Breaking News

Minggu, 06 Juli 2008

QUO VADIS PERLINDUNGAN KONSUMEN

I PENDAHULUAN.

Isu paling mengemuka dalam globalisasi adalah penerapan system pasar bebas yang saat ini sedang melaju kencang melanda dunia dengan segala konsekuensinya. Keluar masuknya barang dan jasa melintasi batas negara mempunyai manfaat bagi konsumen dimana konsumen mempunyai kebebasan untuk memilih barang dan jasa yang ditawarkan, namun disisi lain timbul dampak negatif, yaitu konsumen akan menjadi sasaran/objek aktivitas bisnis para pelaku usaha untuk mendapatkan keuntungan yang sebesar-besarnya.

Suatu perkembangan baru dalam masyarakat dewasa ini, khususnya di negara-negara maju adalah makin meningkatnya perhatian terhadap masalah perlindungan konsumen. Apabila dimasa lalu pihak produsen dan industriawan yang dipandang sangat berjasa bagi perkembangan perekonomian suatu negara yang mendapat perhatian lebih besar, maka dewasa ini perlindungan terhadap konsumen lebih mendapat perhatian sesuai makin meningkatnya perlindungan terhadap hak-hak asasi manusia (HAM). Praktek monopoli dan tidak adanya perlindungan konsumen telah meletakkan “posisi” konsumen dalam tingkat yang terendah dalam menghadapi para pelaku usaha (dalam arti yang seluas-luasnya). Oleh karenanya pihak konsumen yang dipandang lebih lemah hukum perlu mendapat perlindungan lebih besar di banding masa-masa yang lalu. Sehubungan dengan itu di berbagai negara, khususnya di negara-negara maju dan di dunia internasional telah dilakukan pembaharuan-pembaharuan hukum yang berkaitan dengan tanggungjawab produsen ( product liability ), terutama dalam rangka mempermudah pemberian konpensasi bagi konsumen yang menderita kerugian akibat produk yang diedarkan di masyarakat.
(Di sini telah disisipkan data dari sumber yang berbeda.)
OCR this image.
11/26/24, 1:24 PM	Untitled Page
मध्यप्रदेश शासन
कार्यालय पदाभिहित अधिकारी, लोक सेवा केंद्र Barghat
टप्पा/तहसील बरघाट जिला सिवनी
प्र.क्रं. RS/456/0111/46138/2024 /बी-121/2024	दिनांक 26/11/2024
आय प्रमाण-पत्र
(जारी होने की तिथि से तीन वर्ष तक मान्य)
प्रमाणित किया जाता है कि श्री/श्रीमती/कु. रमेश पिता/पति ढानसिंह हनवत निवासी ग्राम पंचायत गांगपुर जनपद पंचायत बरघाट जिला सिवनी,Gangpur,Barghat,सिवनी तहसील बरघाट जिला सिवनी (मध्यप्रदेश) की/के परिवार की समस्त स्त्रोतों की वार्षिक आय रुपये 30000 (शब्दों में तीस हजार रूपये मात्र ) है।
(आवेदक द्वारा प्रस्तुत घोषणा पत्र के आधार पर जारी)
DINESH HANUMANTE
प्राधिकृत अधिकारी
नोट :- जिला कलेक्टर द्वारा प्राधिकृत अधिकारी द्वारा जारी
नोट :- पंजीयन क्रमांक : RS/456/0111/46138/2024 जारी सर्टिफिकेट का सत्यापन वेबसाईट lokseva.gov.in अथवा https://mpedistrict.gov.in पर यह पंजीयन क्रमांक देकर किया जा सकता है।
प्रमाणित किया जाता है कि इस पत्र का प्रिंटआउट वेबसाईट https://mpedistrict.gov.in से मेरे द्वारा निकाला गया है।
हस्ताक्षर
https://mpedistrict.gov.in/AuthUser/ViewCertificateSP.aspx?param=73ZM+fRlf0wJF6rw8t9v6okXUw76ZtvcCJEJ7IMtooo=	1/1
Produk di sini lebih dimaksudkan dengan “barang” dan “jasa” baik yang dapat dilihat maupun yang tidak dapat dilihat. Namun yang berkaitan dengan tanggungjawab produsen ( product liability ) biasanya selalu dihubungkan dengan ; produk yang cacat/rusak ( defect ) yang menyebabkan produsen harus bertanggungjawab, tidak terkecuali disini produk berupa obat-obatan dan makanan.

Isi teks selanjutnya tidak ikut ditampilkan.